Our approach is to always assume that our code is insecure and write everything defensively.
No one gets this stuff right 100% of the time. No one! Every month you see security updates from the likes of Microsoft, Google, Apple etc. Why would comparative tiny software publishers like ourselves (and others) be immune? Assuming that we’re perfect in this area would just be burying our heads in the sand and, in the process, do a huge disservice to our customers.
Instead, you should take comfort in knowing that security is a top consideration for us and public audits like this one is just part of that.
Note: Any current customer can request a copy of the 3rd party audit report by opening a support ticket.
Additional WPCD 4.7 Changes
We mentioned earlier that this release does not include any new features. This is because we spent a lot of time on cleaning up the code so that it adheres to some of the more basic WordPress coding standards. We still have some work to do in this area but most of the obvious standards issues were resolved. The ones that are remaining would involve substantial changes to the codebase so we’re going to handle those at a much slower, more deliberate pace.
As with every release, we addressed a few bugs – for a full list please see the plugins’ readme.txt file for details or the history log at the bottom of the product page on our site.
Finally, we updated the PHPSecLib library to the latest version and added new functions and filters that add-ons can use.
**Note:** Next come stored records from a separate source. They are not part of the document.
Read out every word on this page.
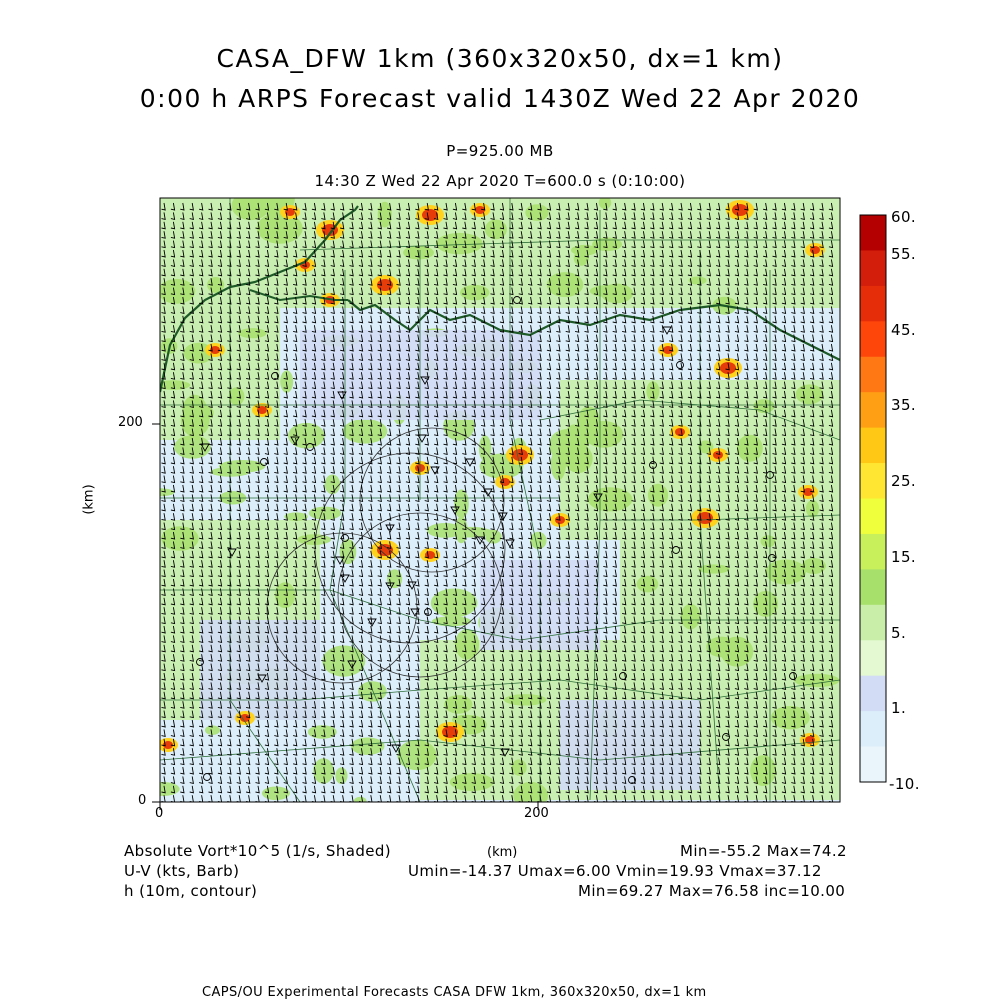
CASA_DFW 1km (360x320x50, dx=1 km)
0:00 h ARPS Forecast valid 1430Z Wed 22 Apr 2020
P=925.00 MB
14:30 Z Wed 22 Apr 2020 T=600.0 s (0:10:00)
0	200
0
200
(km)
Absolute Vort*10^5 (1/s, Shaded)	(km)	Min=-55.2 Max=74.2
U-V (kts, Barb)	Umin=-14.37 Umax=6.00 Vmin=19.93 Vmax=37.12
h (10m, contour)	Min=69.27 Max=76.58 inc=10.00
60.
55.
45.
35.
25.
15.
5.
1.
-10.
CAPS/OU Experimental Forecasts CASA DFW 1km, 360x320x50, dx=1 km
Some add-ons are already using these new developer focused changes and are required if you upgrade to WPCD 4.7.
If you’re a reader who do not routinely read or encounter security-related articles, this disclosure might completely scare you. It all sounds really bad to the lay person. However, you should know that even the largest companies find issues whenever they do security audits – it’s a constant, on-going battle between the “whitehats” and “blackhats”. The key here is that companies are being proactive about security instead of sitting back and letting bad actors find and exploit them.
At this point for WPCD:
- The plugin has twice had PROFESSIONAL security researchers attempting to find as many holes as possible.
- The issues that were discovered have been fixed.
- The researchers only found three low priority issues. No critical issues, no medium level issues and no high priority issues were found. Which means that you have a level of confidence that our development practices are generally working to prevent the most egregious issues from surfacing in the code in the first place.
We mentioned in our last audit report that we believe that this audit makes WPCD the most secure plugin of its kind. And arguable more secure than some SaaS management panels since you:
- Know that a security audit was done.
- Know WHEN the security audit was done.
- Know the results of the security audit.
- Can view the raw audit report.
- Know that any discovered issues were handled and
- Can view the full source-code to verify issues and related fixes.